[Date Prev][Date Next][Thread Prev][Thread Next][Date Index][Thread Index]

Re: [idn] ToUnicode output can be longer than input



Edmon Chung <edmon@neteka.com> wrote:

> Right now, the ACE string provided is not valid because it contains
> characters beyond A-z, 0-9, -.

It is valid.  Some labels are ASCII and some are not.  Some labels are
ACE and some are not.  All four combinations are possible (ASCII ACE,
ASCII non-ACE, non-ASCII ACE, non-ASCII non-ACE).

An ACE label is formally defined as a label that ToUnicode would alter.
A (valid) internationalized label is formally defined as a label to
which ToASCII can be applied without failing.  It can be shown that all
ACE labels are (valid) internationalized labels.

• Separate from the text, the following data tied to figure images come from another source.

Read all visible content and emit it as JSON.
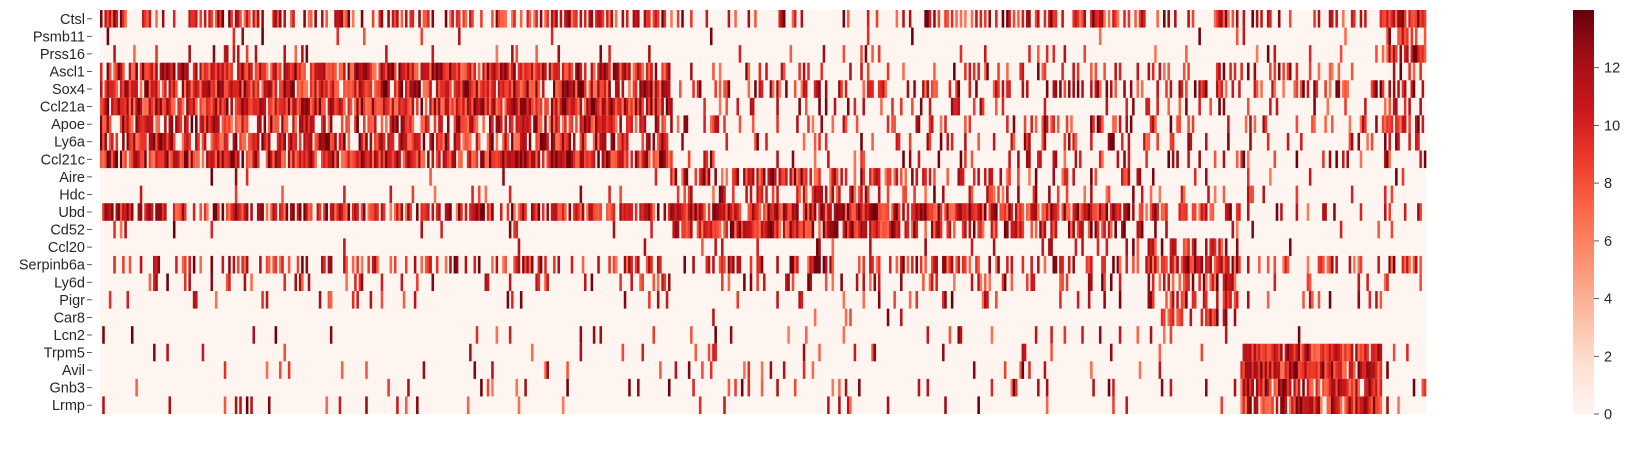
{
  "chart_data": {
    "type": "heatmap",
    "title": "",
    "xlabel": "",
    "ylabel": "",
    "genes": [
      "Ctsl",
      "Psmb11",
      "Prss16",
      "Ascl1",
      "Sox4",
      "Ccl21a",
      "Apoe",
      "Ly6a",
      "Ccl21c",
      "Aire",
      "Hdc",
      "Ubd",
      "Cd52",
      "Ccl20",
      "Serpinb6a",
      "Ly6d",
      "Pigr",
      "Car8",
      "Lcn2",
      "Trpm5",
      "Avil",
      "Gnb3",
      "Lrmp"
    ],
    "x_tick_labels": [],
    "n_cells": 600,
    "value_range": [
      0,
      14
    ],
    "colormap": "Reds",
    "colorbar": {
      "ticks": [
        0,
        2,
        4,
        6,
        8,
        10,
        12
      ],
      "labels": [
        "0",
        "2",
        "4",
        "6",
        "8",
        "10",
        "12"
      ]
    },
    "colors": {
      "low": "#fff5f0",
      "mid": "#fb6a4a",
      "high": "#67000d"
    },
    "cell_groups": [
      {
        "from": 0.0,
        "to": 0.43,
        "profile": {
          "Ctsl": 0.55,
          "Psmb11": 0.03,
          "Prss16": 0.1,
          "Ascl1": 0.85,
          "Sox4": 0.85,
          "Ccl21a": 0.92,
          "Apoe": 0.7,
          "Ly6a": 0.75,
          "Ccl21c": 0.88,
          "Aire": 0.05,
          "Hdc": 0.05,
          "Ubd": 0.7,
          "Cd52": 0.05,
          "Ccl20": 0.02,
          "Serpinb6a": 0.4,
          "Ly6d": 0.15,
          "Pigr": 0.08,
          "Car8": 0.01,
          "Lcn2": 0.04,
          "Trpm5": 0.03,
          "Avil": 0.05,
          "Gnb3": 0.05,
          "Lrmp": 0.05
        }
      },
      {
        "from": 0.43,
        "to": 0.6,
        "profile": {
          "Ctsl": 0.15,
          "Psmb11": 0.02,
          "Prss16": 0.06,
          "Ascl1": 0.2,
          "Sox4": 0.4,
          "Ccl21a": 0.2,
          "Apoe": 0.2,
          "Ly6a": 0.15,
          "Ccl21c": 0.2,
          "Aire": 0.7,
          "Hdc": 0.5,
          "Ubd": 0.92,
          "Cd52": 0.85,
          "Ccl20": 0.05,
          "Serpinb6a": 0.45,
          "Ly6d": 0.2,
          "Pigr": 0.05,
          "Car8": 0.03,
          "Lcn2": 0.08,
          "Trpm5": 0.08,
          "Avil": 0.1,
          "Gnb3": 0.08,
          "Lrmp": 0.08
        }
      },
      {
        "from": 0.6,
        "to": 0.79,
        "profile": {
          "Ctsl": 0.45,
          "Psmb11": 0.03,
          "Prss16": 0.05,
          "Ascl1": 0.2,
          "Sox4": 0.3,
          "Ccl21a": 0.2,
          "Apoe": 0.25,
          "Ly6a": 0.2,
          "Ccl21c": 0.2,
          "Aire": 0.35,
          "Hdc": 0.25,
          "Ubd": 0.85,
          "Cd52": 0.55,
          "Ccl20": 0.1,
          "Serpinb6a": 0.4,
          "Ly6d": 0.2,
          "Pigr": 0.12,
          "Car8": 0.02,
          "Lcn2": 0.05,
          "Trpm5": 0.05,
          "Avil": 0.08,
          "Gnb3": 0.08,
          "Lrmp": 0.08
        }
      },
      {
        "from": 0.79,
        "to": 0.86,
        "profile": {
          "Ctsl": 0.35,
          "Psmb11": 0.05,
          "Prss16": 0.05,
          "Ascl1": 0.15,
          "Sox4": 0.35,
          "Ccl21a": 0.2,
          "Apoe": 0.25,
          "Ly6a": 0.2,
          "Ccl21c": 0.2,
          "Aire": 0.1,
          "Hdc": 0.1,
          "Ubd": 0.6,
          "Cd52": 0.2,
          "Ccl20": 0.55,
          "Serpinb6a": 0.7,
          "Ly6d": 0.55,
          "Pigr": 0.55,
          "Car8": 0.45,
          "Lcn2": 0.05,
          "Trpm5": 0.04,
          "Avil": 0.05,
          "Gnb3": 0.06,
          "Lrmp": 0.06
        }
      },
      {
        "from": 0.86,
        "to": 0.967,
        "profile": {
          "Ctsl": 0.35,
          "Psmb11": 0.03,
          "Prss16": 0.1,
          "Ascl1": 0.3,
          "Sox4": 0.35,
          "Ccl21a": 0.2,
          "Apoe": 0.3,
          "Ly6a": 0.2,
          "Ccl21c": 0.2,
          "Aire": 0.05,
          "Hdc": 0.1,
          "Ubd": 0.25,
          "Cd52": 0.05,
          "Ccl20": 0.02,
          "Serpinb6a": 0.35,
          "Ly6d": 0.1,
          "Pigr": 0.1,
          "Car8": 0.01,
          "Lcn2": 0.03,
          "Trpm5": 0.92,
          "Avil": 0.92,
          "Gnb3": 0.85,
          "Lrmp": 0.92
        }
      },
      {
        "from": 0.967,
        "to": 1.0,
        "profile": {
          "Ctsl": 0.95,
          "Psmb11": 0.6,
          "Prss16": 0.8,
          "Ascl1": 0.3,
          "Sox4": 0.5,
          "Ccl21a": 0.3,
          "Apoe": 0.7,
          "Ly6a": 0.4,
          "Ccl21c": 0.3,
          "Aire": 0.1,
          "Hdc": 0.2,
          "Ubd": 0.3,
          "Cd52": 0.1,
          "Ccl20": 0.05,
          "Serpinb6a": 0.5,
          "Ly6d": 0.15,
          "Pigr": 0.1,
          "Car8": 0.02,
          "Lcn2": 0.05,
          "Trpm5": 0.1,
          "Avil": 0.1,
          "Gnb3": 0.1,
          "Lrmp": 0.1
        }
      }
    ]
  }
}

> I think it would be better to find an example that is a valid Punycode
> string that when ToUnicode is performed will exceed the number of
> codepoints of the original.

The Punycode decoder cannot output more code points than it inputs.

If the input of ToUnicode is ASCII, then Nameprep will not be applied,
and therefore the output of ToUnicode cannot contain more code points
than the input.  It's Nameprep that can cause strings to grow, not the
Punycode decoder.

AMC